Единоличники переглянулись.
— Людей обижать — да, совестно.
— Но ведь он же вор! — вскипела Анка. — Вор! Вор!
— Заткнись! Скрутила Пашку, а теперь отца его на погибель толкаешь? Или имуществом ихним завладеть надумала?
— Не шумите зря!.. — и Кострюков зачитал заявление Павла. — Ну! Слыхали?
— Чего ну? Раз уж сын пошел против батьки, то чего доброго можно ожидать от него?
— Брехня!
— Топит он батьку! Анка подбивает его!
Кострюков поднял руку. Единоличники смолкли.
— Егоров! Говори при народе: верно Павел написал о белуге?.. Говори…
— Верно, — процедил сквозь зубы Егоров.
— Слыхали?
— Погоди! — повысил голос Егоров. — Мы же хотели на пункт ее, а Пашка насильно взял.
— Ага! Вот она правдушка! Вот кто вор!
В первом ряду вскочил побагровевший Павел.
— Врешь!
Он сжал кулаки и ринулся было на Егорова, но сдержался, посмотрел на него в упор и вернулся на место.

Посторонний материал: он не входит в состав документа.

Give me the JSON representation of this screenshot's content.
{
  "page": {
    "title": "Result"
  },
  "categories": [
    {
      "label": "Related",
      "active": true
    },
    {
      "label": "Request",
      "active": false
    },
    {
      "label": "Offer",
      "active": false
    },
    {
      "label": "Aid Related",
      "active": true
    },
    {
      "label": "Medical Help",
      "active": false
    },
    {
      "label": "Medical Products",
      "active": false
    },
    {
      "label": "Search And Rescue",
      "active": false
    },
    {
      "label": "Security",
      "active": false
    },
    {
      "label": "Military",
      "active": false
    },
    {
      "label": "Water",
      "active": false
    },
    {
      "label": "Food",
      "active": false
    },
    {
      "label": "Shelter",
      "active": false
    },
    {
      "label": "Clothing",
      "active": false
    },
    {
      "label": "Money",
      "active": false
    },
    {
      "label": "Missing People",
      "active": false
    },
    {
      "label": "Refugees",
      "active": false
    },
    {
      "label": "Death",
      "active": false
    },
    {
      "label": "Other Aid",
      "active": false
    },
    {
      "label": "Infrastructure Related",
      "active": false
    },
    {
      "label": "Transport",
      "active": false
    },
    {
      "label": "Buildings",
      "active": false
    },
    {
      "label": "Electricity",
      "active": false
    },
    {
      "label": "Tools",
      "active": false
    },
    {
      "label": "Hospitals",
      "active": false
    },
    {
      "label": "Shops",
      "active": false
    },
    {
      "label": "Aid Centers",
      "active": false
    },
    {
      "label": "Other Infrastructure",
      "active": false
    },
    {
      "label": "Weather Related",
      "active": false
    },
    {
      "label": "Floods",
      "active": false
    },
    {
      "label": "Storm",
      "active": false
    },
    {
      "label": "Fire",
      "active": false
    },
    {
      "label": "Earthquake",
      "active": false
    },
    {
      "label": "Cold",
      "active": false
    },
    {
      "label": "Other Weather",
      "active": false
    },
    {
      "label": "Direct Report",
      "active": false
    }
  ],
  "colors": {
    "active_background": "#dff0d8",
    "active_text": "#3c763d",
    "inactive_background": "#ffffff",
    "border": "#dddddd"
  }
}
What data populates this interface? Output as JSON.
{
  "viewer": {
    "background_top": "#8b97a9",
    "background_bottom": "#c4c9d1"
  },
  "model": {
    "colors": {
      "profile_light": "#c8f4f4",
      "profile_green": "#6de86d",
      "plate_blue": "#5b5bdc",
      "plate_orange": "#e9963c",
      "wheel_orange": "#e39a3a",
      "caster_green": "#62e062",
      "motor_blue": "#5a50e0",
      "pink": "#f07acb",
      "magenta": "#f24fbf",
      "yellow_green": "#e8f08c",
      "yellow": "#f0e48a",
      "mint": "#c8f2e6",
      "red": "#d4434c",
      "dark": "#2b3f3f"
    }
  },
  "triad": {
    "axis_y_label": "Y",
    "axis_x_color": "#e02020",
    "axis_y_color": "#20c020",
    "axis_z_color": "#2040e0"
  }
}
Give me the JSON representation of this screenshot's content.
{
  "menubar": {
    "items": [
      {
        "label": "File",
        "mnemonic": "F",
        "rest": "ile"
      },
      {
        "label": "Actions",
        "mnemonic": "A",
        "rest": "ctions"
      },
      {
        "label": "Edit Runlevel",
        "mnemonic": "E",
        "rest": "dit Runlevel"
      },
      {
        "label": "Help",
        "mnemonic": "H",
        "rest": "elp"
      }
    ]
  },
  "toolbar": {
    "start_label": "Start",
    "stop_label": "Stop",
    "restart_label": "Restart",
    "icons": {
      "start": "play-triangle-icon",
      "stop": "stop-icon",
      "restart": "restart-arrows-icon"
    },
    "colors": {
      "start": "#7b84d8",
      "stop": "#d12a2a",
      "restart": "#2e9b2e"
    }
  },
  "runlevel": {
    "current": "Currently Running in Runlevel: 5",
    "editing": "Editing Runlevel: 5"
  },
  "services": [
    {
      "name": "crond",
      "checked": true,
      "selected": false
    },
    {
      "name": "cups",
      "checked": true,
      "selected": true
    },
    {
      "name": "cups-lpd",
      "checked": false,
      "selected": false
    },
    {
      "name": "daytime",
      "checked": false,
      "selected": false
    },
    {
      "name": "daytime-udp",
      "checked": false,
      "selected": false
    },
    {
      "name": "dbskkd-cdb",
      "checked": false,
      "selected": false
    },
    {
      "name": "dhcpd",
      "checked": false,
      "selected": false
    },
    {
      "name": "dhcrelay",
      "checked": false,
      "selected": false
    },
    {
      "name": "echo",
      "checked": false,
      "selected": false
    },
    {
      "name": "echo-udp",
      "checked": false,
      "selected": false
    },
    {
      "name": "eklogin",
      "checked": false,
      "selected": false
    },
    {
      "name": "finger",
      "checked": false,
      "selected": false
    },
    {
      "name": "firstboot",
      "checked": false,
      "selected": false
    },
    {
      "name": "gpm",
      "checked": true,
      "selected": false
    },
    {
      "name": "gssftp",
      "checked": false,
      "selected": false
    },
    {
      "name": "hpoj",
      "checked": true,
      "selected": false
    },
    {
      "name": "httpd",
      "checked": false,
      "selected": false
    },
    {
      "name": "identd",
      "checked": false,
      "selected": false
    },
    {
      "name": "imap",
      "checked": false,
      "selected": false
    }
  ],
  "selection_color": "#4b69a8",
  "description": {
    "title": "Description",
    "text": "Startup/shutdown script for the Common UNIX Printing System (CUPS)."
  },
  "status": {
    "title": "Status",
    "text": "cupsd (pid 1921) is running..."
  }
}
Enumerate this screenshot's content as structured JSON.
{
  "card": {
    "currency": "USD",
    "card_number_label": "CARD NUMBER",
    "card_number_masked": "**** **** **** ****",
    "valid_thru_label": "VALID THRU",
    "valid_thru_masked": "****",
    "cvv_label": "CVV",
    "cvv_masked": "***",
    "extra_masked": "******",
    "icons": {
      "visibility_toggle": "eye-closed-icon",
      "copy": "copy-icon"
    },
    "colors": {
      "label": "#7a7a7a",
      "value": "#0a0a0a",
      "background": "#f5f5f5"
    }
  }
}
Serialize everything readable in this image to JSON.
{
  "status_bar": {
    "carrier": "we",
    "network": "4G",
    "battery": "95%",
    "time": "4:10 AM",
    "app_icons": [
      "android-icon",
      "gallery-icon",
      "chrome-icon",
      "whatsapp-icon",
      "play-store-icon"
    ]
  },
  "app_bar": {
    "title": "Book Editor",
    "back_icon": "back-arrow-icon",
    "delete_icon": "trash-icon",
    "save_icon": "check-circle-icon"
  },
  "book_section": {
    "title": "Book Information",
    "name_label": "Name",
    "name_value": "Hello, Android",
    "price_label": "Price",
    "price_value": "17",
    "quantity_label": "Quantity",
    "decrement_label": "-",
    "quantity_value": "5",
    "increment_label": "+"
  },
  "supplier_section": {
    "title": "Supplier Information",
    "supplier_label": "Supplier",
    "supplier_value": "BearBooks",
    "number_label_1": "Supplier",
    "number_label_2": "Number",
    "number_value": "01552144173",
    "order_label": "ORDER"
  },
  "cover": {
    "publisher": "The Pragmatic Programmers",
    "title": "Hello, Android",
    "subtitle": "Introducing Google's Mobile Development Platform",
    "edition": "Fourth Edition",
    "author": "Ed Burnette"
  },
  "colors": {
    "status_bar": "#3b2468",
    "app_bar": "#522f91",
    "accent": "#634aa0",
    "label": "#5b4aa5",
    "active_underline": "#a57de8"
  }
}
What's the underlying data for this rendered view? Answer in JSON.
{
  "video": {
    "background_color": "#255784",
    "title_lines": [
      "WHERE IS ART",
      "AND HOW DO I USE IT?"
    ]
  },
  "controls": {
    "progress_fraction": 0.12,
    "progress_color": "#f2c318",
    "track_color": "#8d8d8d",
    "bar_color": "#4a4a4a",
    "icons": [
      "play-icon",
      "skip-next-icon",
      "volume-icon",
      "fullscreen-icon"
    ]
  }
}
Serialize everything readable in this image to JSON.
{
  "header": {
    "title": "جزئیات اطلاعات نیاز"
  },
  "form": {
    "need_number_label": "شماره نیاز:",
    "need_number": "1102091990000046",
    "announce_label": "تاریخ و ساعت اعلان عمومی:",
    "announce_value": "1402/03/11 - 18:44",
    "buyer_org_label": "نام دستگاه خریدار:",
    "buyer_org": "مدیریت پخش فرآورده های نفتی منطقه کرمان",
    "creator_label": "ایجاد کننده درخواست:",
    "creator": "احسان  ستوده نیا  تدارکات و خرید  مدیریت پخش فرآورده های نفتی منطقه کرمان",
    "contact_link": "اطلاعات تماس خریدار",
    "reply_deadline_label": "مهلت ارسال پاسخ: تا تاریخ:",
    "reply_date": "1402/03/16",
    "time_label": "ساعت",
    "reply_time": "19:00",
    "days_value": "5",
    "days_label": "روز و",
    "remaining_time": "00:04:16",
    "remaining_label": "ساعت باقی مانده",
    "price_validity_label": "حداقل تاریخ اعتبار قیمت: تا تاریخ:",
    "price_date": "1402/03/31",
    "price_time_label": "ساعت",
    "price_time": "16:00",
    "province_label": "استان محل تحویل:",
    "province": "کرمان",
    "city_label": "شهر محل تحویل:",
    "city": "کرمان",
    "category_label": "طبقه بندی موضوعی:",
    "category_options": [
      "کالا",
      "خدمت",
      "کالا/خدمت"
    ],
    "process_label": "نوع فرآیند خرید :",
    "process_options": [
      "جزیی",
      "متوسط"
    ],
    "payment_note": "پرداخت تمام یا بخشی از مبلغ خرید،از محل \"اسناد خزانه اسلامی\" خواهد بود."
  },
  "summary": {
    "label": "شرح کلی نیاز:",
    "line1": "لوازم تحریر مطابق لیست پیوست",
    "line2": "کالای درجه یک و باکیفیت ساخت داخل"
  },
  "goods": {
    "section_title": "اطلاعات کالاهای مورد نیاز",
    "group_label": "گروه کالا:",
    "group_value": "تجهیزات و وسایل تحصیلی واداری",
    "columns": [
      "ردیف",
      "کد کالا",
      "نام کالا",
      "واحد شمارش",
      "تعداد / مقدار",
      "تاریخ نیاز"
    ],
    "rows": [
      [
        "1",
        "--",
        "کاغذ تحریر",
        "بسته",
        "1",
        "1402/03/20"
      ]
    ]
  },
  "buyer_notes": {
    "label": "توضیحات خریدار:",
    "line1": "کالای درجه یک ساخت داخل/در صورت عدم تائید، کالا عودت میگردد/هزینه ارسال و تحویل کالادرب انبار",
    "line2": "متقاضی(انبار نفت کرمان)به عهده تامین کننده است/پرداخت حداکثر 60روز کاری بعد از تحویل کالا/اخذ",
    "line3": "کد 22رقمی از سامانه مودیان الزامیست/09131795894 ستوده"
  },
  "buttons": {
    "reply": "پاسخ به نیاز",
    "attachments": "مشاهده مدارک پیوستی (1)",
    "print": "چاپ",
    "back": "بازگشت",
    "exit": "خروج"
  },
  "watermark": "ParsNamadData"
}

— Погоди, может повстречаемся еще…
Единоличники перебросились насмешливыми взглядами и покинули собрание.
— Куда вы? — окликнул их Кострюков.
— Грех на душу брать не желаем. Вы — власть, вы и судите.
Оставшиеся единодушно решили: выселить Белгородцева Тимофея на Бугры в суточный срок. А для того чтобы не допустить возможных с его стороны злонамеренных поступков, выделить из бедноты наблюдательную тройку.
Тимофей предвидел решение собрания, и когда тройка подходила к его двору, он уже выезжал за ворота на дрогах. Позади него стоял высокий сундук, покрытый брезентом. На крыльце плакала мать, толкала в спину Павла:
— Внучек… Помолился бы… Батько-то во путь-дорогу… в тяжкую дорогу собрался…
На улице Тимофей остановил лошадь, перекрестился на курень.
— За бабкой доглядай. Помрет, глаза закрой ей. Чего ж, выгнал батька, гляди, и некому будет… Сукин сын…
Повернулся к тройке, глазами сверкнул.
— Доглядать пришли?.. Знаю… Вот, глядите: коня взял да сундучок только. Домом мне будет. А все добро «хозя-а-аину» оставил…
— Батя… Сундук на бок поклал бы… Упадет…
— Что? — вскинулся Тимофей. — Ба-а-атей стал? Батей? Нет, брешешь! Чужой я тебе! Чужой! Тебе, видать, и этого жалко? Жалкуешь, а? Так на ж тебе! На! — и он столкнул на землю сундук. Хлопнула незапертая крышка, откинулась в сторону, и из сундука заклубилась по дороге мучная пыль.
— Ничего не возьму! Ничего! Пущай все видят, как ты батька посылаешь умирать! Как собаку на подыхание! Жалкуешь? Так лопай же, сукин сын! Жри, душегуб! Да подавись родительским проклятием!.. Эх, жи-и-и-зня!..
Тимофей уперся в передок ногами и обрушил на лошадь яростные удары кнута…
XVIIIОт задумчивого кургана к обрывистому берегу моря надвигалась буро-дымчатая сумеречь.
Павел вышел из куреня, перемахнул через забор и направился к обрыву, где сплетали песню звонкие голоса молодежи. Подошел, постоял минуту, спустился к морю.
Над берегом, одна за другой, звучали старинные любовные песни. Новых на Косе не знали. Опустив голову, вымеряя шагами берег, Павел тоже запел, — медленно, вполголоса, на греческом языке. Заслышав позади себя шаги, обернулся. Узнал Анку и запел по-русски, продолжая идти:
— А ты, которую я полюбил, чья?Ты, у которой щека — роза, язык — соловей,Приди, не заставляй меня плакать.Который полюбил тебя.У крестного отца нет иной розы,У меня нет никого, кроме тебя…
Она знала эту песню наизусть. Поравнявшись с ним, дернула за рубаху, улыбнулась:
— На обрыве про любовь поют и тут про нее.
— На это запрета нет.
— Дело известное.
— А чего же укусить норовишь?
— Эх, ты… Погляжу на тебя да думаю, жалко становится. Дурачком святым прикидываешься.
— Не молюсь я.
— Брось.
— Не молюсь, — повторил Павел. — Отмахался.
Незаметно миновали хутор, прошли второй обрыв, что в трех километрах, и остановились возле неглубокой балки, густо поросшей кустарником.